Cellular Studies of the Genetic Control of Immune Response toward the Loop Region of Lysozyme

Abstract
Specific antibody response to the “loop” peptide of hen egg-white lysozyme has been shown to be controlled by a single dominant gene which is not linked to the major H-2 histocompatibility locus (1, 2). A study of the cellular aspects of the immune response gene regulating immune potential to loop was made with syngeneic and allogeneic thymus and marrow cell transfers in irradiated recipients immunized with loop-A-L, loop-Pro-L or lysozyme. The allogeneic grafts were controlled for optimal cell interaction between the complementary cells of different H-2 origin by observing the expected responses to Pro-L and to lysozyme.
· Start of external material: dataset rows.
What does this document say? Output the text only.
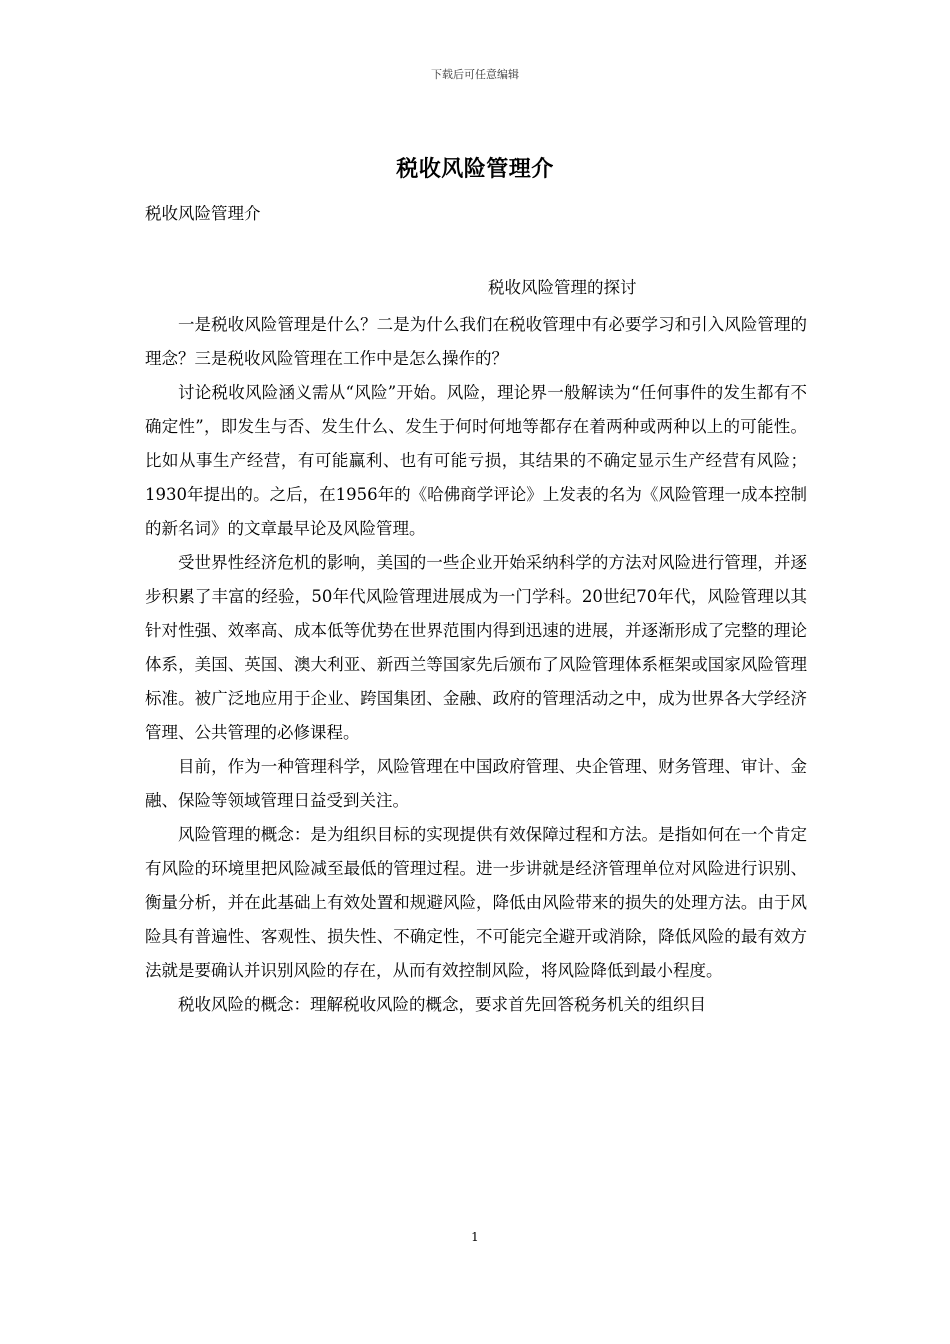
下载后可任意编辑
税收风险管理介
税收风险管理介
税收风险管理的探讨

一是税收风险管理是什么？二是为什么我们在税收管理中有必要学习和引入风险管理的理念？三是税收风险管理在工作中是怎么操作的？

讨论税收风险涵义需从“风险”开始。风险，理论界一般解读为“任何事件的发生都有不确定性”，即发生与否、发生什么、发生于何时何地等都存在着两种或两种以上的可能性。比如从事生产经营，有可能赢利、也有可能亏损，其结果的不确定显示生产经营有风险；1930年提出的。之后，在1956年的《哈佛商学评论》上发表的名为《风险管理一成本控制的新名词》的文章最早论及风险管理。

受世界性经济危机的影响，美国的一些企业开始采纳科学的方法对风险进行管理，并逐步积累了丰富的经验，50年代风险管理进展成为一门学科。20世纪70年代，风险管理以其针对性强、效率高、成本低等优势在世界范围内得到迅速的进展，并逐渐形成了完整的理论体系，美国、英国、澳大利亚、新西兰等国家先后颁布了风险管理体系框架或国家风险管理标准。被广泛地应用于企业、跨国集团、金融、政府的管理活动之中，成为世界各大学经济管理、公共管理的必修课程。

目前，作为一种管理科学，风险管理在中国政府管理、央企管理、财务管理、审计、金融、保险等领域管理日益受到关注。

风险管理的概念：是为组织目标的实现提供有效保障过程和方法。是指如何在一个肯定有风险的环境里把风险减至最低的管理过程。进一步讲就是经济管理单位对风险进行识别、衡量分析，并在此基础上有效处置和规避风险，降低由风险带来的损失的处理方法。由于风险具有普遍性、客观性、损失性、不确定性，不可能完全避开或消除，降低风险的最有效方法就是要确认并识别风险的存在，从而有效控制风险，将风险降低到最小程度。

税收风险的概念：理解税收风险的概念，要求首先回答税务机关的组织目

1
No evidence for suboptimal nor superoptimal responses was detected with cell mixtures from SJL/J and DBA/1 donors. Results obtained from the cell transfer experiments were compatible with a defect reflected exclusively in the marrow cell population of low responders SJL/J mice for loop-Pro-L, and expressed in both the thymus and the marrow populations of relevant lymphoid cells from this strain for loop-A-L. These results are in agreement with the hypothesis (3) that the genetic defect is reflected in the thymus-derived cells, when the defect is at the carrier level, whereas it is expressed exclusively in the bone marrow population when the defect is at the determinant level.